Re: Pizza Example

From: Eric Kaun <ekaun_at_yahoo.com>
Date: Fri, 23 Apr 2004 18:13:51 GMT
Message-ID: <z1dic.11395$lu5.116_at_newssvr31.news.prodigy.com>


"Anthony W. Youngman" <wol_at_thewolery.demon.co.uk> wrote in message news:p6Md1aE8iwhAFw09_at_thewolery.demon.co.uk...
> I've actually managed to work out a formal statement of what I always
> suspected.
>
> "Normalisation by non-loss decomposition" is impossible. The law of
> entropy says so.

Does entropy apply to information?

> So, to rephrase your last sentence, "By extracting the data from the
> real world and storing it in ANY database you are changing it in some
> sense, and losing data IS INEVITABLE."

This is true.

> The more you change it, the more you lose.

This is not. Or at least, you also gain. And I'd distinguish potential information ("raw data"?) from information structures. I don't prefer to have my system encode every bit of verbiage spouted by a potential user in requirements-gathering.
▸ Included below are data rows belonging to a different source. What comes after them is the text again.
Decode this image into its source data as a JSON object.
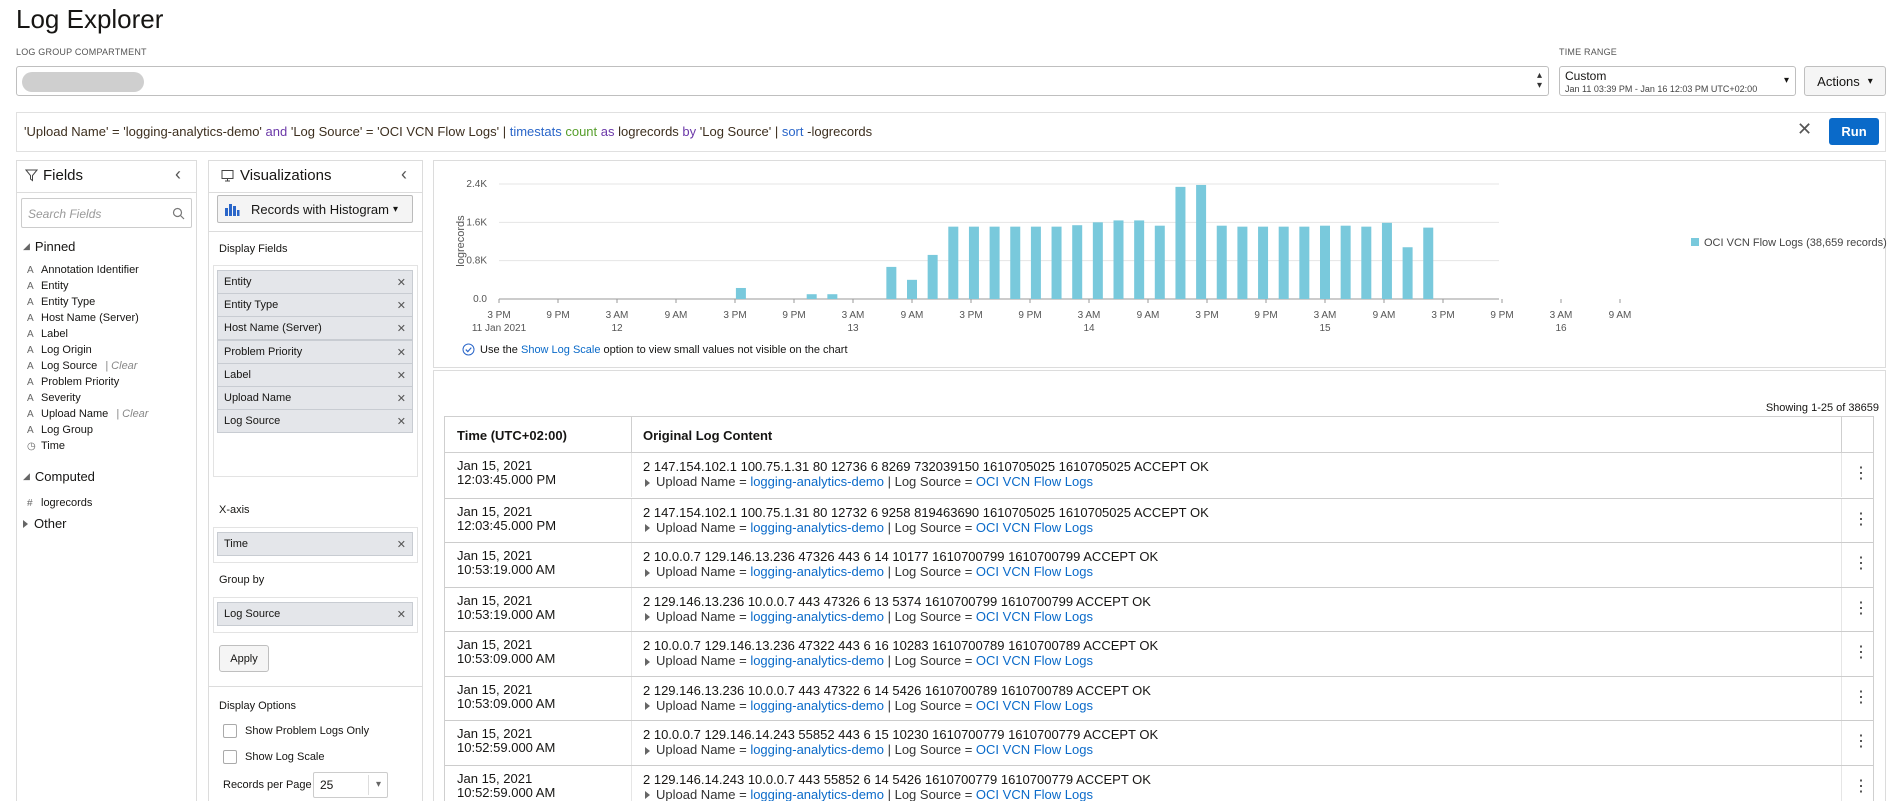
{
  "page_title": "Log Explorer",
  "compartment": {
    "caption": "LOG GROUP COMPARTMENT"
  },
  "time_range": {
    "caption": "TIME RANGE",
    "value": "Custom",
    "detail": "Jan 11 03:39 PM - Jan 16 12:03 PM UTC+02:00"
  },
  "actions_label": "Actions",
  "query": {
    "parts": [
      {
        "t": "'Upload Name' = 'logging-analytics-demo' ",
        "c": "q-str"
      },
      {
        "t": "and ",
        "c": "q-kw"
      },
      {
        "t": "'Log Source' = 'OCI VCN Flow Logs' | ",
        "c": "q-str"
      },
      {
        "t": "timestats ",
        "c": "q-cmd"
      },
      {
        "t": "count ",
        "c": "q-fn"
      },
      {
        "t": "as ",
        "c": "q-kw"
      },
      {
        "t": "logrecords ",
        "c": "q-str"
      },
      {
        "t": "by ",
        "c": "q-kw"
      },
      {
        "t": "'Log Source' | ",
        "c": "q-str"
      },
      {
        "t": "sort ",
        "c": "q-cmd"
      },
      {
        "t": "-logrecords",
        "c": "q-str"
      }
    ],
    "run_label": "Run"
  },
  "fields_panel": {
    "title": "Fields",
    "search_placeholder": "Search Fields",
    "pinned_label": "Pinned",
    "pinned": [
      {
        "name": "Annotation Identifier",
        "type": "A"
      },
      {
        "name": "Entity",
        "type": "A"
      },
      {
        "name": "Entity Type",
        "type": "A"
      },
      {
        "name": "Host Name (Server)",
        "type": "A"
      },
      {
        "name": "Label",
        "type": "A"
      },
      {
        "name": "Log Origin",
        "type": "A"
      },
      {
        "name": "Log Source",
        "type": "A",
        "clear": "| Clear"
      },
      {
        "name": "Problem Priority",
        "type": "A"
      },
      {
        "name": "Severity",
        "type": "A"
      },
      {
        "name": "Upload Name",
        "type": "A",
        "clear": "| Clear"
      },
      {
        "name": "Log Group",
        "type": "A"
      },
      {
        "name": "Time",
        "type": "◷"
      }
    ],
    "computed_label": "Computed",
    "computed": [
      {
        "name": "logrecords",
        "type": "#"
      }
    ],
    "other_label": "Other"
  },
  "viz_panel": {
    "title": "Visualizations",
    "viz_type": "Records with Histogram",
    "display_fields_label": "Display Fields",
    "display_fields": [
      "Entity",
      "Entity Type",
      "Host Name (Server)",
      "Problem Priority",
      "Label",
      "Upload Name",
      "Log Source"
    ],
    "x_axis_label": "X-axis",
    "x_axis_value": "Time",
    "group_by_label": "Group by",
    "group_by_value": "Log Source",
    "apply_label": "Apply",
    "display_options_label": "Display Options",
    "show_problem_logs": "Show Problem Logs Only",
    "show_log_scale": "Show Log Scale",
    "records_per_page_label": "Records per Page",
    "records_per_page": "25"
  },
  "chart_note": {
    "prefix": "Use the ",
    "link": "Show Log Scale",
    "suffix": " option to view small values not visible on the chart"
  },
  "chart_data": {
    "type": "bar",
    "ylabel": "logrecords",
    "yticks": [
      "0.0",
      "0.8K",
      "1.6K",
      "2.4K"
    ],
    "ylim": [
      0,
      2400
    ],
    "series": [
      {
        "name": "OCI VCN Flow Logs (38,659 records)",
        "color": "#79c9dc"
      }
    ],
    "xticks": [
      {
        "label": "3 PM",
        "sub": "11 Jan 2021"
      },
      {
        "label": "9 PM",
        "sub": ""
      },
      {
        "label": "3 AM",
        "sub": "12"
      },
      {
        "label": "9 AM",
        "sub": ""
      },
      {
        "label": "3 PM",
        "sub": ""
      },
      {
        "label": "9 PM",
        "sub": ""
      },
      {
        "label": "3 AM",
        "sub": "13"
      },
      {
        "label": "9 AM",
        "sub": ""
      },
      {
        "label": "3 PM",
        "sub": ""
      },
      {
        "label": "9 PM",
        "sub": ""
      },
      {
        "label": "3 AM",
        "sub": "14"
      },
      {
        "label": "9 AM",
        "sub": ""
      },
      {
        "label": "3 PM",
        "sub": ""
      },
      {
        "label": "9 PM",
        "sub": ""
      },
      {
        "label": "3 AM",
        "sub": "15"
      },
      {
        "label": "9 AM",
        "sub": ""
      },
      {
        "label": "3 PM",
        "sub": ""
      },
      {
        "label": "9 PM",
        "sub": ""
      },
      {
        "label": "3 AM",
        "sub": "16"
      },
      {
        "label": "9 AM",
        "sub": ""
      }
    ],
    "bars": [
      {
        "x": 4.1,
        "v": 230
      },
      {
        "x": 5.3,
        "v": 100
      },
      {
        "x": 5.65,
        "v": 100
      },
      {
        "x": 6.65,
        "v": 670
      },
      {
        "x": 7.0,
        "v": 400
      },
      {
        "x": 7.35,
        "v": 920
      },
      {
        "x": 7.7,
        "v": 1510
      },
      {
        "x": 8.05,
        "v": 1510
      },
      {
        "x": 8.4,
        "v": 1510
      },
      {
        "x": 8.75,
        "v": 1510
      },
      {
        "x": 9.1,
        "v": 1510
      },
      {
        "x": 9.45,
        "v": 1510
      },
      {
        "x": 9.8,
        "v": 1540
      },
      {
        "x": 10.15,
        "v": 1600
      },
      {
        "x": 10.5,
        "v": 1640
      },
      {
        "x": 10.85,
        "v": 1640
      },
      {
        "x": 11.2,
        "v": 1530
      },
      {
        "x": 11.55,
        "v": 2340
      },
      {
        "x": 11.9,
        "v": 2380
      },
      {
        "x": 12.25,
        "v": 1530
      },
      {
        "x": 12.6,
        "v": 1510
      },
      {
        "x": 12.95,
        "v": 1510
      },
      {
        "x": 13.3,
        "v": 1510
      },
      {
        "x": 13.65,
        "v": 1510
      },
      {
        "x": 14.0,
        "v": 1530
      },
      {
        "x": 14.35,
        "v": 1530
      },
      {
        "x": 14.7,
        "v": 1510
      },
      {
        "x": 15.05,
        "v": 1590
      },
      {
        "x": 15.4,
        "v": 1080
      },
      {
        "x": 15.75,
        "v": 1490
      }
    ]
  },
  "table": {
    "showing": "Showing 1-25 of 38659",
    "col_time": "Time (UTC+02:00)",
    "col_content": "Original Log Content",
    "meta_upload_key": "Upload Name = ",
    "meta_upload_val": "logging-analytics-demo",
    "meta_sep": " | Log Source = ",
    "meta_source_val": "OCI VCN Flow Logs",
    "rows": [
      {
        "time": "Jan 15, 2021 12:03:45.000 PM",
        "raw": "2 147.154.102.1 100.75.1.31 80 12736 6 8269 732039150 1610705025 1610705025 ACCEPT OK"
      },
      {
        "time": "Jan 15, 2021 12:03:45.000 PM",
        "raw": "2 147.154.102.1 100.75.1.31 80 12732 6 9258 819463690 1610705025 1610705025 ACCEPT OK"
      },
      {
        "time": "Jan 15, 2021 10:53:19.000 AM",
        "raw": "2 10.0.0.7 129.146.13.236 47326 443 6 14 10177 1610700799 1610700799 ACCEPT OK"
      },
      {
        "time": "Jan 15, 2021 10:53:19.000 AM",
        "raw": "2 129.146.13.236 10.0.0.7 443 47326 6 13 5374 1610700799 1610700799 ACCEPT OK"
      },
      {
        "time": "Jan 15, 2021 10:53:09.000 AM",
        "raw": "2 10.0.0.7 129.146.13.236 47322 443 6 16 10283 1610700789 1610700789 ACCEPT OK"
      },
      {
        "time": "Jan 15, 2021 10:53:09.000 AM",
        "raw": "2 129.146.13.236 10.0.0.7 443 47322 6 14 5426 1610700789 1610700789 ACCEPT OK"
      },
      {
        "time": "Jan 15, 2021 10:52:59.000 AM",
        "raw": "2 10.0.0.7 129.146.14.243 55852 443 6 15 10230 1610700779 1610700779 ACCEPT OK"
      },
      {
        "time": "Jan 15, 2021 10:52:59.000 AM",
        "raw": "2 129.146.14.243 10.0.0.7 443 55852 6 14 5426 1610700779 1610700779 ACCEPT OK"
      }
    ]
  }
}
> And the more you decompose
> it, the closer you get to the point where "cause and effect" ceases to
> have meaning :-) (which means it gets more and more likely, that an
> attempt to get back to where you started will leave you somewhere else
> entirely :-)

That assumes you need to get back to where you started, which isn't a goal I necessarily have in mind. If I do, it's called a text document. My goal is not to reassemble a paper purchase order from data in a database - I usually need to present different views of the data, and do something interesting other than regurgitating it to the user verbatim.